Michael Matthews s'impose en costaud
(crédits photo : www.bicycling.com)
Champion du Monde espoirs sur route en 2010, chez lui en Australie, puis vainqueur d'une étape du Tour Down Under quelques mois plus tard avant de stagner au plus haut niveau, Michael Matthews se montre enfin à son avantage et s'adjuge la 5ème étape de ce Tour d'Espagne 2013. Alors certes, le plateau des sprinteurs n'est pas énorme, mais il faut toutefois répondre présent. Ce qu'à parfaitement fait Matthews. L'Australien d'Orica-Green EDGE a devancé, dans un final assez escarpé, Maximiliano Richeze (Lampre-Merida) et Gianni Meersman (Omega Pharma-Quick Step) pour s'offrir sa première victoire dans un Grand Tour.
 
Le bon coup de la journée est partie très rapidement, avec en son sein cinq coureurs : Antonio Piedra (Caja-Rural), Nicolas Edet (Cofidis), Jurgen Van de Walle (Lotto-Belisol) ainsi qu'Arnaud Courteille (FDJ.fr). A contre temps, Winner Anacona (Lampre) va venir compléter ce beau petit monde. Et longtemps on a cru que ce petit groupe allait pouvoir aller au bout. L'écart maximum a été de plus de dix minutes et à l'abord des 50 derniers kilomètres, les cinq hommes comptaient encore 5'30" sur un peloton emmené par plusieurs formations : Garmin-Sharp, Orica-GreenEDGE et Omega Pharma-Quick Step.

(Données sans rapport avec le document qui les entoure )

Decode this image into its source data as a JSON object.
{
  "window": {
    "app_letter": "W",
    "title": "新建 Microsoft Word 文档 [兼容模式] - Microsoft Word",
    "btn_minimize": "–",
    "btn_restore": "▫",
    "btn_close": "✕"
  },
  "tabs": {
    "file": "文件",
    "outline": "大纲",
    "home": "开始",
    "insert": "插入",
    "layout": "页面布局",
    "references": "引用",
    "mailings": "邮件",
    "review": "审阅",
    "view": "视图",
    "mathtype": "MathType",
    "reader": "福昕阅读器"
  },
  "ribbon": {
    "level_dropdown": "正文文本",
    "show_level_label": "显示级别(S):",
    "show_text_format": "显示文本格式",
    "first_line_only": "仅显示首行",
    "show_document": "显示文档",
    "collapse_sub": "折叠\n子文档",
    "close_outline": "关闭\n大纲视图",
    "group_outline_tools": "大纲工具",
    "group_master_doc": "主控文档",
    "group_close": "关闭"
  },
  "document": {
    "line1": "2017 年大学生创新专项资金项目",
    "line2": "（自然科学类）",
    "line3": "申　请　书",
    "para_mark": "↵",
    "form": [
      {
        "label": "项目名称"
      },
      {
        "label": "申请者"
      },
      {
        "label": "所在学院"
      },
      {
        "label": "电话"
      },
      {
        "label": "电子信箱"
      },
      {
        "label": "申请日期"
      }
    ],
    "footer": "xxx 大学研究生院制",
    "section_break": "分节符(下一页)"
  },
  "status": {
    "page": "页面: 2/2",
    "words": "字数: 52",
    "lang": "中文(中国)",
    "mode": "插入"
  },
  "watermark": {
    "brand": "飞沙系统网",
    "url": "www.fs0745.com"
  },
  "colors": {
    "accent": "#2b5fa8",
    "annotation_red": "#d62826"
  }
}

A l'issue du dernier grand prix de la montagne de la journée à 31 kilomètres, la longue descente qui s'en suit fait mal aux hommes de tête qui vont perdre énormément de temps malgré une excellente entente.
 
Courteille tente, Matthews lève les bras
 
Et Arnaud Courteille, le jeune français de la FDJ, qui a connu des difficultés cette saison à cause d'une chute au Tour Down Under en début d'année, décide de partir. Il tente le tout pour le tout à dix kilomètres de l'arrivée. Il sera rejoint par Van de Walle plus loin. Mais pour le duo, c'est mission impossible. Le peloton accélère à l'approche du final avec Tony Martin qui met la machine en route et rattrape les deux fuyards à moins de quatre kilomètres de la ligne. Après un petit moment de flottement, qui a vu Pablo Urtasun (Euskaltel-Euskadi) sortir avant de se faire reprendre, le train Argos se met en place. Philippe Gilbert (BMC) va lui aussi tenter de sortir, en vain. Le premier sprint massif de cette Vuelta est inévitable. Et à ce petit jeu-là, c'est donc Michael Matthews qui règle le peloton devant Maximiliano Richeze et Gianni Meersman. Premier français, Anthony Roux (FDJ.fr) se classe septième. Vincenzo Nibali, lui, conserve son maillot rouge leader et devrait, au minimum, l'avoir jusqu'à vendredi soir puisque deux étapes de plaine se présentent demain et donc vendredi pour les 196 coureurs du peloton.